SOMBA K'E/YELLOWKNIFE - Government officials and health care professionals have found that the prompt immunization campaign cut short the progress of the H1N1 outbreak in the territory, according to Wanda White, manager of the health protection unit and public health nurse.

NNSL photo/graphic

Amy Lea gets ready to receive a seasonal flu shot from Laurie Parton, manager of Public Health, at the Jan Stirling Building late last year. - NNSL file photo

A year ago last spring, the territory, as with the rest of the country, experienced its first wave of the H1N1 flu virus. By last fall, the NWT was "badly hit" by the disease's second wave, said White. But she added the outbreak was cut short by what is believed to be the largest immunization campaign in the history of this country. Some 62 per cent of the territory's residents were immunized against H1N1, the second highest level in the country, behind only Newfoundland and Labrador.

"We think it would have been fairly bad" had people not been immunized, White said. "Our activity was picking up just as we got the vaccine. As soon as we started to administer the vaccine, the cases went down. Within a week, we saw a big difference in the number of cases."

White made the comments during National Immunization Awareness Week, which runs from April 24 to May 1 this year. She added she has seen immunization saving lives, this year's awareness week theme.

"Vaccines are necessary across your lifetime. It doesn't matter if you're nine months old or 90-years-old, you may need a vaccine," she said.

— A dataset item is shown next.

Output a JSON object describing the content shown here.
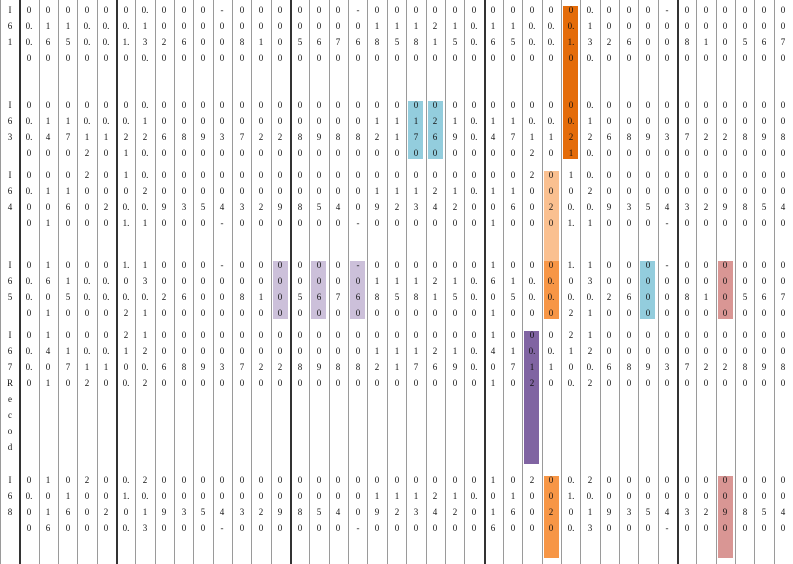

In generations past, children died from vaccine-preventable diseases such as measles, meningitis and diphtheria, said White, a fact rarely seen today in developed countries. But young people today don't see the effects of those disease, she added, except when an un-immunized child dies from meningitis, for instance. In those cases, the worry and concern increase among the public, she said.

"I think people realize to a degree but I think we are a victim of our own success," she said.

At 86 per cent, the NWT's immunization coverage rate for infants to seven-year-old children is higher than Canada's at 72 per cent.

Statistics are typically compiled for children when they are vaccinated against about a dozen diseases as part of large-scale vaccination programs - but figures are not kept for adults, whose vaccinations are voluntary.

White said children's vaccination rates are high in the territory "because we have a strong public health system that certainly gets the information out there about immunization. And we certainly have a lot of support from the aboriginal leadership and from others to support immunization programs."